When camping, you start with the tarp, and it will help prevent moisture from ruining a good night's sleep and protect your tent.  A tarp is often an afterthought yet regretted when forgotten.  Just like the TA--an afterthought until it's a problem.


As you are considering "core workouts" and resolution of back, hip, or knee pain.  It is a great idea to investigate whether you are able to engage and utilize the Transverse Abdominis.  It may be the answer to your symptoms.
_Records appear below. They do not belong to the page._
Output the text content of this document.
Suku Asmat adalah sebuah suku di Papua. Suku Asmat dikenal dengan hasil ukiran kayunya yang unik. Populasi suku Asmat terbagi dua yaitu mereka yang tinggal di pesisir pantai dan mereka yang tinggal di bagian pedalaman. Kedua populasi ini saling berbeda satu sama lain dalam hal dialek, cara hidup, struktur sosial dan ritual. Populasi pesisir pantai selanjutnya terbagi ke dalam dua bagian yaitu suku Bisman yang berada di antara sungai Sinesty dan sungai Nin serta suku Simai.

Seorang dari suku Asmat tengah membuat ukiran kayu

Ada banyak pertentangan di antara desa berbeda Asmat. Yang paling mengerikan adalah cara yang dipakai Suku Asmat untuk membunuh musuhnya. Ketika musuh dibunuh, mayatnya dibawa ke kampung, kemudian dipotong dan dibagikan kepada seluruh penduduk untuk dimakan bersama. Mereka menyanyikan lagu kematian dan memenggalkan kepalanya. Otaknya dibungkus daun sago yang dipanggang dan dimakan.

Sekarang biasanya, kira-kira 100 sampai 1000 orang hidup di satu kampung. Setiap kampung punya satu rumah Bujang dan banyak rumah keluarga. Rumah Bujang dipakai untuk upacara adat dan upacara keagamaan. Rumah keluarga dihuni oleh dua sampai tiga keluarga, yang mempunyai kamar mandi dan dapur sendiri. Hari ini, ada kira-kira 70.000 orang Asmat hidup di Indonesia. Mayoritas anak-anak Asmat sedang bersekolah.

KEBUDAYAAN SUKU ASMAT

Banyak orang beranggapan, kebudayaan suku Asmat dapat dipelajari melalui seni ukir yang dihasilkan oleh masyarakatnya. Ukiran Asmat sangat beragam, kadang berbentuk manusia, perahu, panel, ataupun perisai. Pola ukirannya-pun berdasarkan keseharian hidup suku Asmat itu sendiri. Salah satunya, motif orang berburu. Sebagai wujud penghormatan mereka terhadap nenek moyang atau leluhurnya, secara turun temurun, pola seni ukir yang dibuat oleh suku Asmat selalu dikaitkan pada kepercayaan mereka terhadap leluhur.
At home test: touch the bony prominences in the front of your pelvis (6" to the side of a belly button and 3" down).  Now move to the center 1" and down 1".  While lying on your back, and holding 2 fingers at that spot, gently firm the muscle under your fingers.  Did you feel it?  Many of my patients have a tough time finding this, so do not dispair!  It is important to be able to hold that muscle firmly while still able to breathe deeply, letting your belly rise and fall.  Many patients bring their "six-pack" muscles into it, and this is not optimal.  Continue to contract and relax these muscles in a gentle rhythm.  You are now working the TA and helping your brain become more aware of this muscle!  If you have difficulty performing this contraction, or draw other muscles into it, it may be a sign of TA dysfunction leading to other symptoms.  Consider it as you seek to reach your pain-free goals!